Parquet
The format to standardize on. Parquet files are compressed, store the column types (dates stay dates), and can be read partially — dpyr only touches the columns and rows your chain needs. If your project reads the same data many times, convert it to parquet once:
read("survey.csv").write("survey.parquet")
Reading
from dpyr import read, col
trees = read("trees.parquet") # .pq works too
trees.filter(col.species == "sugar maple").collect()

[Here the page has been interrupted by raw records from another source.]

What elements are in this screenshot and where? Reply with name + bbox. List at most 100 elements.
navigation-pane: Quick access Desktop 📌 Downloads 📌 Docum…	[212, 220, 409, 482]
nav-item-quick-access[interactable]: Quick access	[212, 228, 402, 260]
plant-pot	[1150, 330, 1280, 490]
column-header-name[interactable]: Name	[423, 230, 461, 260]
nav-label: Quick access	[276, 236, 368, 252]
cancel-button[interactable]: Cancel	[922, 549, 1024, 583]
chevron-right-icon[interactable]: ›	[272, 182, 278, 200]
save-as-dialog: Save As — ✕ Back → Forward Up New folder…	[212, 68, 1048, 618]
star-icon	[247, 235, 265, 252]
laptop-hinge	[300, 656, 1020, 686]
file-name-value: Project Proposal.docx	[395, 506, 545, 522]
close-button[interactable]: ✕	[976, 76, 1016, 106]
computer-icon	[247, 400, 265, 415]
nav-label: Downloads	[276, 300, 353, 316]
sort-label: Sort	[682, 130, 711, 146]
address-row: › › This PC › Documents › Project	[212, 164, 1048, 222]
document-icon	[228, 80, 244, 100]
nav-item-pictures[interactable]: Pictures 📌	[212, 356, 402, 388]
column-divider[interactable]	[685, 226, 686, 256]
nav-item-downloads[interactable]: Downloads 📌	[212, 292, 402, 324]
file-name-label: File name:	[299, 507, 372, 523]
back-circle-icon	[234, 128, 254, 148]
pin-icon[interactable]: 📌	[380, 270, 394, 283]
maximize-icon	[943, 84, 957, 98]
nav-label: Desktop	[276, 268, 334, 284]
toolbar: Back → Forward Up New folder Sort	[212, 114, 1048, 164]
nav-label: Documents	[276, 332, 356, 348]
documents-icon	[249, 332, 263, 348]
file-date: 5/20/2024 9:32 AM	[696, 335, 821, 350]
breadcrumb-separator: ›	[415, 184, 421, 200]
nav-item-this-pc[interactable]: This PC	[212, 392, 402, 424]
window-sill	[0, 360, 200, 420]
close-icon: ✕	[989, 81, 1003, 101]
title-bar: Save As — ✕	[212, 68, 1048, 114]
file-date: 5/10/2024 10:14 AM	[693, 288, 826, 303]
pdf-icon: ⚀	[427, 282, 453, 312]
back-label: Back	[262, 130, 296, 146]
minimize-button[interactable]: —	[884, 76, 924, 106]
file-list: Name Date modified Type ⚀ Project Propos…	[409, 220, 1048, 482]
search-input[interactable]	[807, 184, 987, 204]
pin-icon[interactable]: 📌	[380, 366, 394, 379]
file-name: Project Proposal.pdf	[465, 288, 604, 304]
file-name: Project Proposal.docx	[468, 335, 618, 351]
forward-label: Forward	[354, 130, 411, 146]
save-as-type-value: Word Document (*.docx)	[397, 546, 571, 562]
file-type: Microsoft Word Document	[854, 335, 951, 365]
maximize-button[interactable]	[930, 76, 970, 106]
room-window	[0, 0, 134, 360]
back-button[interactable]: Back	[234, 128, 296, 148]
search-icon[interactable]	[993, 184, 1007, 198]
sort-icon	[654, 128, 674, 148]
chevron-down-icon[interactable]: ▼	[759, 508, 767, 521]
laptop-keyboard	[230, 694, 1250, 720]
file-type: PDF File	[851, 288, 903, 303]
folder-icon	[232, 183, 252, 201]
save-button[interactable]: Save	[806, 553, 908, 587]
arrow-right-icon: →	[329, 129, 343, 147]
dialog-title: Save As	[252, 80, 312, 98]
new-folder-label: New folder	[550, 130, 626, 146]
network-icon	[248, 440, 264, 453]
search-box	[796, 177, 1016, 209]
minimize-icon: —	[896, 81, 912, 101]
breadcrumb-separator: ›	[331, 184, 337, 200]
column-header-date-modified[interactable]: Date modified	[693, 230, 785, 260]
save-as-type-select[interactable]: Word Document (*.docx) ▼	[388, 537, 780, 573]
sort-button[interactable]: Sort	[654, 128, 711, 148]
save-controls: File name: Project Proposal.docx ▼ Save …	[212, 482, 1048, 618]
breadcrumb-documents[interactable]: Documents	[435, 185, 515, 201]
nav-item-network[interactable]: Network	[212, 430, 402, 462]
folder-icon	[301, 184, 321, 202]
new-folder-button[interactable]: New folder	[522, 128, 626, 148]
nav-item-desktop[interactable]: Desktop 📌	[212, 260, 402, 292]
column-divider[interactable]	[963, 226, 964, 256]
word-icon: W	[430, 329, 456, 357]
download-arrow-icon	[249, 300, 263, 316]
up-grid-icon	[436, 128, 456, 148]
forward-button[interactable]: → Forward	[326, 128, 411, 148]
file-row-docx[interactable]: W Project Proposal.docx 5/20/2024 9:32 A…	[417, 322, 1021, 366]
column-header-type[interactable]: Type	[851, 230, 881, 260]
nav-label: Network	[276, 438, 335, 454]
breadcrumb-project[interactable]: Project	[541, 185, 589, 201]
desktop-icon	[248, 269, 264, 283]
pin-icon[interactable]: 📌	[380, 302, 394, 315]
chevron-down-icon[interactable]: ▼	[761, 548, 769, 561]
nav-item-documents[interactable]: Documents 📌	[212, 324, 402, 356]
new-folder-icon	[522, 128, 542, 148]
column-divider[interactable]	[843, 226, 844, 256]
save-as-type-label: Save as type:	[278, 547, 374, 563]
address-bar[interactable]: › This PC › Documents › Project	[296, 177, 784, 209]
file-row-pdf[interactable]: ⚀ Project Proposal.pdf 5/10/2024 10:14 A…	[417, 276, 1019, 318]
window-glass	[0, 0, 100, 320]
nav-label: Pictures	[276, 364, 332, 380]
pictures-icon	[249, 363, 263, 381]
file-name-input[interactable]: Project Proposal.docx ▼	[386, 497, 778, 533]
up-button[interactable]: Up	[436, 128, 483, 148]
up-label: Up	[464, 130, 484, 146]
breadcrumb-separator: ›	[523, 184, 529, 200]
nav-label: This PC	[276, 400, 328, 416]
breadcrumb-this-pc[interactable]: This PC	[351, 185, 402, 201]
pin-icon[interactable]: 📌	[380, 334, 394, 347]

No options, no second argument — a parquet file is one table, complete
with its schema. Reads are lazy scans: opening the file is instant, and
work happens at collect().
Many files at once
Globs work, which is how partitioned datasets are usually stored:
read("plots/*.parquet") # every file in the folder, one frame
read("logs/2026-*/**.parquet") # nested folders too
All files must share the same columns; they're read as one big table.
Writing
result.write("summary.parquet")
On the duckdb backend this compiles to an in-engine
COPY (<query>) TO ... (FORMAT PARQUET) — the rows go straight from
the database to the file. On polars it streams, so results larger than
RAM can still be written.
When things go wrong
- File doesn't exist — the error names the path; check spelling and working directory.
read(table=...) does not apply to parquet files— you passed a second argument. Parquet has no sheets or tables; just the path.- Glob matches nothing — you'll get an empty-source error from the
engine. Test the pattern with
import glob; glob.glob("plots/*.parquet").
Good to know
- Parquet + dpyr is the lazy combination:
read()costs nothing, and filters and column selections are pushed into the file read itself. - This is also the best format for remote data — over HTTP or S3, only the needed byte ranges are downloaded.